Hola, bienvenido al SPM o síndrome premenstrual. Si lees esto, es porque tienes novia, esposa, tal vez una hermana o incluso una hija que una vez al mes, te sacan de quicio. Si tienes más de dos de las que he enumerado a la vez siendo una sola persona, eres un pervertido. Aún así, te voy a dar unos consejos sencillos:

  1. Regálale chocolate. En general, funciona muy bien.
  2. No discutas con ella. No la agobies con tu punto de vista, a nadie le interesa tu opinión y lo que tú piensas. Lo único que importa es que ella está a punto de explotar dentro de su propia piel.
  3. ¿No la ves que está hinchada, estreñida, con la cara llena de granos, el pelo grasiento? Pues espabila. Interpreta correctamente las señales. Eso son las señales. También hay otras:
  4. ¿Te sientes indignado y menospreciado porque te contesta mal? Pues bájate de tu pedestal, es ella la que sufre. ¿De verdad es tan difícil decir: “Lo que tú digas, cariño,” pensando para tus adentros lo que te dé la real gana? Nosotras lo hacemos continuamente con vosotros.

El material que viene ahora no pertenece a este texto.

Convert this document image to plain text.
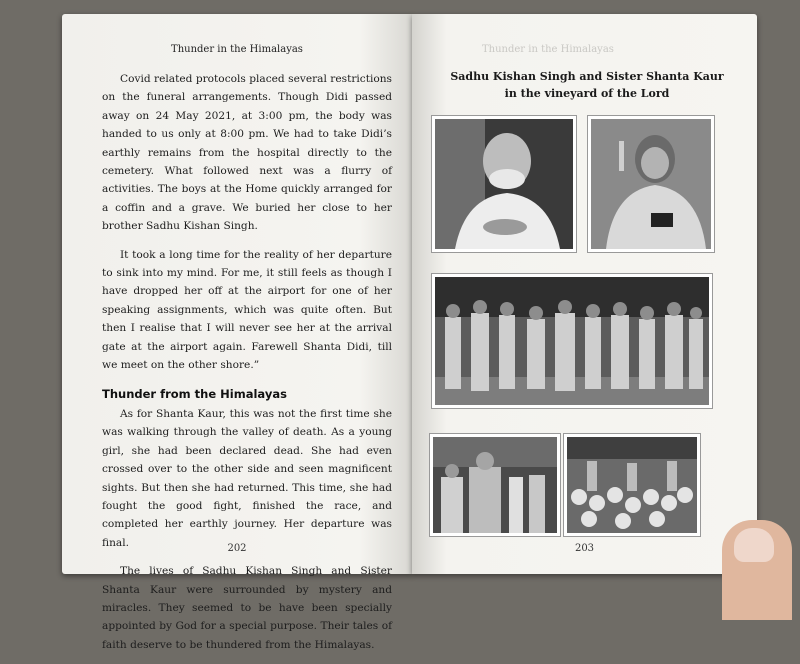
Thunder in the Himalayas

Covid related protocols placed several restrictions on the funeral arrangements. Though Didi passed away on 24 May 2021, at 3:00 pm, the body was handed to us only at 8:00 pm. We had to take Didi’s earthly remains from the hospital directly to the cemetery. What followed next was a flurry of activities. The boys at the Home quickly arranged for a coffin and a grave. We buried her close to her brother Sadhu Kishan Singh.

It took a long time for the reality of her departure to sink into my mind. For me, it still feels as though I have dropped her off at the airport for one of her speaking assignments, which was quite often. But then I realise that I will never see her at the arrival gate at the airport again. Farewell Shanta Didi, till we meet on the other shore.”

Thunder from the Himalayas

As for Shanta Kaur, this was not the first time she was walking through the valley of death. As a young girl, she had been declared dead. She had even crossed over to the other side and seen magnificent sights. But then she had returned. This time, she had fought the good fight, finished the race, and completed her earthly journey. Her departure was final.

The lives of Sadhu Kishan Singh and Sister Shanta Kaur were surrounded by mystery and miracles. They seemed to be have been specially appointed by God for a special purpose. Their tales of faith deserve to be thundered from the Himalayas.

202
Thunder in the Himalayas
Sadhu Kishan Singh and Sister Shanta Kaur
in the vineyard of the Lord
203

  5. Es el momento de regalarle más chocolate. Tira la casa por la ventana y cómprale unas tabletas de Lindt que están mucho mejor. A veces, en algún ataque de clarividencia lo habrás hecho y funcionó, ¿a que sí?
  6. No te lo tomes como algo personal. Cuando la mujer está mal por dentro, tú sientes que el mundo se desmorona alrededor, porque muchas cosas dependen de ella, aunque eres tú, ¡¡por supuesto que eres tú el macho de la casa!! Pues ejerce como tal y no te quedes como un tonto si ella está fuera de servicio.
  7. ¿Qué tal si cocinas, si pones lavadoras, recoges y doblas la ropa, juegas con los niños por las tardes y les lees los cuentos antes de ir a dormir? Esos chicos del fútbol o del basket de la tele se tendrán que apañar unos días sin ti.
  8. Mejor déjalo y no hagas nada, porque no lo harás como ella lo suele hacer y terminaréis discutiendo igualmente.
  9. Así que mejor mimetízate con el entorno, imagina que ella es un rosal y medita sobre el siguiente proverbio árabe:
  10. “No te quejes porque un rosal tenga espinas. Alégrate de que una planta espinosa tenga flores tan hermosas.”